- Directed by: Roger Corman
- Written by: Charles B. Griffith Mark Hanna
- Produced by: Roger Corman
- Starring: Beverly Garland Richard Denning
- Music by: Ronald Stein
- Production company: Sunset Productions
- Distributed by: American International Pictures
- Release date: January 1957;
- Running time: 68 min.
- Country: United States
- Language: English
- Budget: $100,000

= Naked Paradise =

1957 film by Roger Corman

Naked Paradise (sometimes credited as Thunder Over Hawaii) is a 1957 drama film directed by Roger Corman. It stars Richard Denning and Beverly Garland.
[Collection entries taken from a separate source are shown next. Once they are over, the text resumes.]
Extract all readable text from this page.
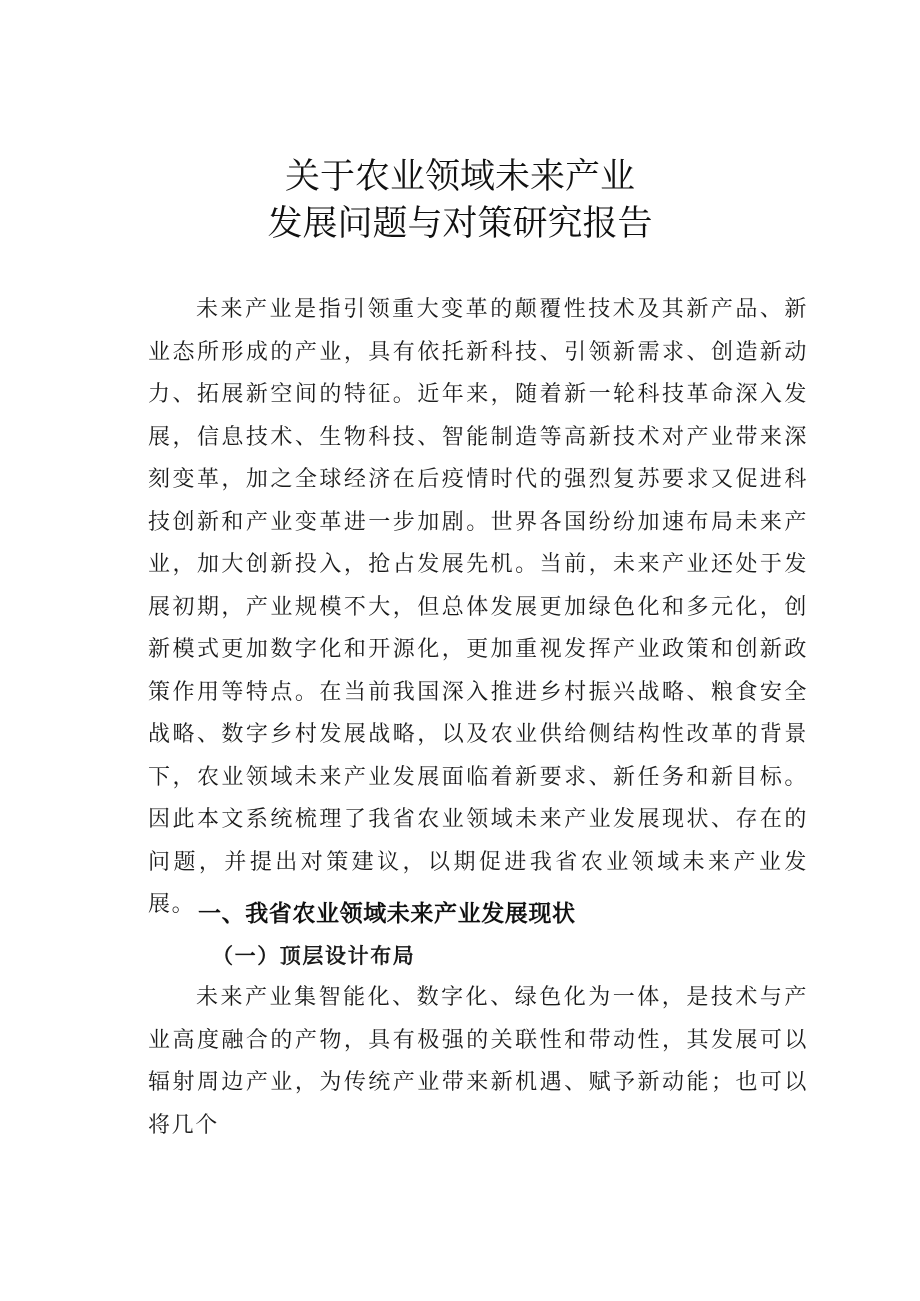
关于农业领域未来产业
发展问题与对策研究报告

未来产业是指引领重大变革的颠覆性技术及其新产品、新业态所形成的产业，具有依托新科技、引领新需求、创造新动力、拓展新空间的特征。近年来，随着新一轮科技革命深入发展，信息技术、生物科技、智能制造等高新技术对产业带来深刻变革，加之全球经济在后疫情时代的强烈复苏要求又促进科技创新和产业变革进一步加剧。世界各国纷纷加速布局未来产业，加大创新投入，抢占发展先机。当前，未来产业还处于发展初期，产业规模不大，但总体发展更加绿色化和多元化，创新模式更加数字化和开源化，更加重视发挥产业政策和创新政策作用等特点。在当前我国深入推进乡村振兴战略、粮食安全战略、数字乡村发展战略，以及农业供给侧结构性改革的背景下，农业领域未来产业发展面临着新要求、新任务和新目标。因此本文系统梳理了我省农业领域未来产业发展现状、存在的问题，并提出对策建议，以期促进我省农业领域未来产业发展。 一、我省农业领域未来产业发展现状
（一）顶层设计布局

未来产业集智能化、数字化、绿色化为一体，是技术与产业高度融合的产物，具有极强的关联性和带动性，其发展可以辐射周边产业，为传统产业带来新机遇、赋予新动能；也可以将几个
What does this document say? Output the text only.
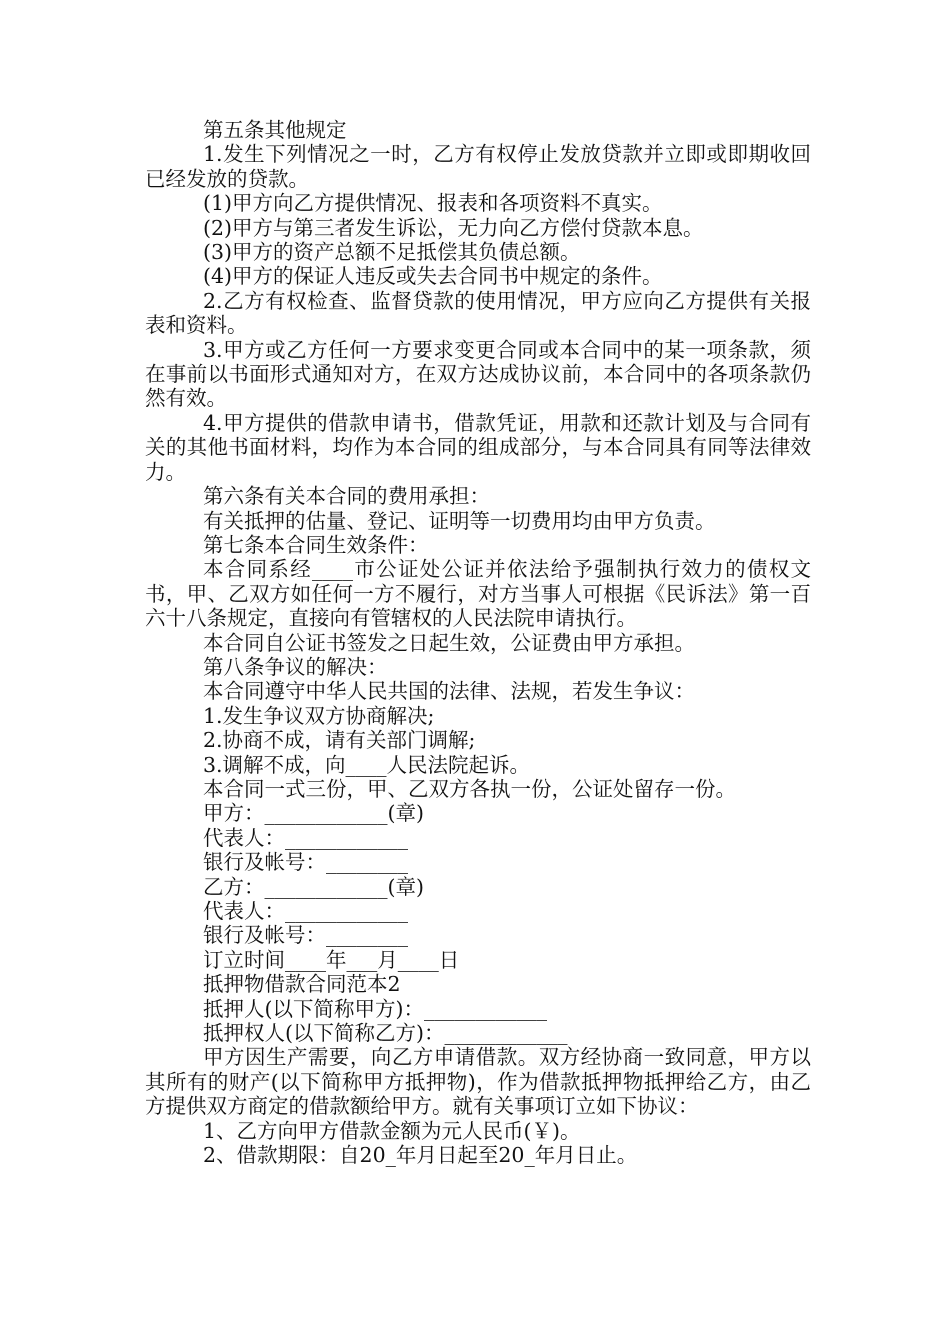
第五条其他规定

1.发生下列情况之一时，乙方有权停止发放贷款并立即或即期收回已经发放的贷款。

(1)甲方向乙方提供情况、报表和各项资料不真实。

(2)甲方与第三者发生诉讼，无力向乙方偿付贷款本息。

(3)甲方的资产总额不足抵偿其负债总额。

(4)甲方的保证人违反或失去合同书中规定的条件。

2.乙方有权检查、监督贷款的使用情况，甲方应向乙方提供有关报表和资料。

3.甲方或乙方任何一方要求变更合同或本合同中的某一项条款，须在事前以书面形式通知对方，在双方达成协议前，本合同中的各项条款仍然有效。

4.甲方提供的借款申请书，借款凭证，用款和还款计划及与合同有关的其他书面材料，均作为本合同的组成部分，与本合同具有同等法律效力。

第六条有关本合同的费用承担：

有关抵押的估量、登记、证明等一切费用均由甲方负责。

第七条本合同生效条件：

本合同系经____市公证处公证并依法给予强制执行效力的债权文书，甲、乙双方如任何一方不履行，对方当事人可根据《民诉法》第一百六十八条规定，直接向有管辖权的人民法院申请执行。

本合同自公证书签发之日起生效，公证费由甲方承担。

第八条争议的解决：

本合同遵守中华人民共国的法律、法规，若发生争议：

1.发生争议双方协商解决;

2.协商不成，请有关部门调解;

3.调解不成，向____人民法院起诉。

本合同一式三份，甲、乙双方各执一份，公证处留存一份。

甲方：____________(章)

代表人：____________

银行及帐号：________

乙方：____________(章)

代表人：____________

银行及帐号：________

订立时间____年___月____日

抵押物借款合同范本2

抵押人(以下简称甲方)：____________

抵押权人(以下简称乙方)：____________

甲方因生产需要，向乙方申请借款。双方经协商一致同意，甲方以其所有的财产(以下简称甲方抵押物)，作为借款抵押物抵押给乙方，由乙方提供双方商定的借款额给甲方。就有关事项订立如下协议：

1、乙方向甲方借款金额为元人民币(￥)。

2、借款期限：自20_年月日起至20_年月日止。
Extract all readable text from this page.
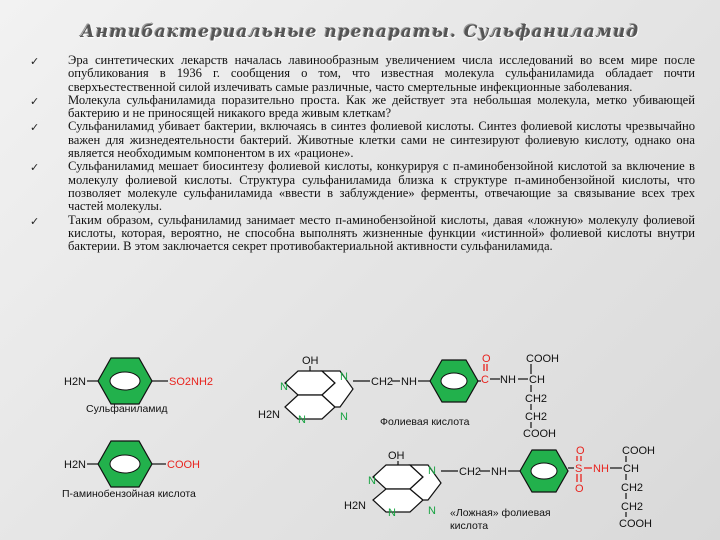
Антибактериальные препараты. Сульфаниламид
✓ Эра синтетических лекарств началась лавинообразным увеличением числа исследований во всем мире после опубликования в 1936 г. сообщения о том, что известная молекула сульфаниламида обладает почти сверхъестественной силой излечивать самые различные, часто смертельные инфекционные заболевания.
✓ Молекула сульфаниламида поразительно проста. Как же действует эта небольшая молекула, метко убивающей бактерию и не приносящей никакого вреда живым клеткам?
✓ Сульфаниламид убивает бактерии, включаясь в синтез фолиевой кислоты. Синтез фолиевой кислоты чрезвычайно важен для жизнедеятельности бактерий. Животные клетки сами не синтезируют фолиевую кислоту, однако она является необходимым компонентом в их «рационе».
✓ Сульфаниламид мешает биосинтезу фолиевой кислоты, конкурируя с п-аминобензойной кислотой за включение в молекулу фолиевой кислоты. Структура сульфаниламида близка к структуре п-аминобензойной кислоты, что позволяет молекуле сульфаниламида «ввести в заблуждение» ферменты, отвечающие за связывание всех трех частей молекулы.
✓ Таким образом, сульфаниламид занимает место п-аминобензойной кислоты, давая «ложную» молекулу фолиевой кислоты, которая, вероятно, не способна выполнять жизненные функции «истинной» фолиевой кислоты внутри бактерии. В этом заключается секрет противобактериальной активности сульфаниламида.
H2N	SO2NH2
Сульфаниламид
H2N	COOH
П-аминобензойная кислота
OH
N
N
N
N
H2N
CH2 NH
O
C NH CH
COOH
CH2
CH2
COOH
Фолиевая кислота
OH
N
N
N
N
H2N
CH2 NH
O
S
O
NH CH
COOH
CH2
CH2
COOH
«Ложная» фолиевая
кислота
Corman later asked Charles B. Griffith, who worked on the script, to reuse his screenplay for Atlas (1960), Beast from Haunted Cave (1960), and Creature from the Haunted Sea (1961).

==Plot==
Duke Bradley's boat is hired to sail a group to the Hawaiian Islands. His passengers include Zac Cotton, alcoholic girlfriend Max McKenzie, and a pair of thugs, Mitch and Stony, who following a lūʻau, without Duke's knowledge, rob a plantation of its payroll.

The gang intends to continue on to another island in the South Pacific, but tempers flare after Max is struck by Zac, which causes Duke to quit, demanding payment. As he is about to set sail, Max asks to go with him, determined to change her life. A hurricane hits, however, forcing Duke to turn back. On arrival, he is beaten unconscious by Mitch and Stony, while the woman is roughed up by Zac.

Zac intends to make off with Duke's schooner and takes a local girl, Lanai, as a hostage, shooting Stony, who objects to this. A fight ensues in which Duke triumphs after Zac is killed by the boat's propeller. Duke and Max sail away.

==Cast==
- Beverly Garland as Max
- Richard Denning as Duke
- Dick Miller as Mitch
- Jonathan Haze as Stony
- Leslie Bradley as Zac
- Lisa Montell as Lanai

==Production==

In early July 1956, Beverly Garland was announced as starring in Naked Paradise by R. Wright Campbell and directed by Roger Corman. Garland had made several films for Corman, including Not of This Earth, It Conquered the World, and Gunslinger. A few days later, John Ireland, who had just made Gunslinger for Corman under a two-picture deal, was announced to be Garland's costar. Filming was to begin on September 12.

An August announcement had Lisa Montell, who had been in Shark Reef to be starring. Ireland was still attached at this stage. He was soon replaced by Richard Denning.

Robert Wright Campbell's script was rewritten by Charles B. Griffith.

Filming started 2 September 1956. The film was shot in two weeks on location in Hawaii, back-to-back with She Gods of Shark Reef.

Samuel Arkoff of AIP has a small role in the movie. Arkoff later recalled:
We went over to Hawaii — me, my two kids and my wife, Jim Nicholson with his wife and three kids. Roger told me to come over to where he was shooting, and he gave me this one line to read to Richard Denning: "It's been a good harvest, and the money is in the safe." Now that's a key line (laughs)! That was my first and last role; I've never been asked back into any of 'em since!
The Cocoa Palms Hotel received an on screen credit in exchange for housing the films stars at a reduced rate.

Garland recalled, "We filmed on the island of Kauai, stayed at the Coca Palms Hotel, and had great accommodations. Roger really did this one up the right way. I don't know if it was because we were at this beautiful location and Roger simply felt like spending more, but it was one of the best locations ever, especially for a Roger Corman film." However, it was the last film Garland made for the director.

==Release==
The film was initially released as a double feature with Flesh and the Spur It was re-released in 1960 under the title Thunder over Hawaii.

==Reception==
Variety found the film colorful, with interesting action and a well-knit story.

Monthly Film Bulletin found the picture beautifully shot, but average in other facets.

The Los Angeles Times said, "some beautiful Hawaiian scenery, an excellent performance by Richard Denning... and a very believable characterization by Beverly Garland make the picture quite tolerable."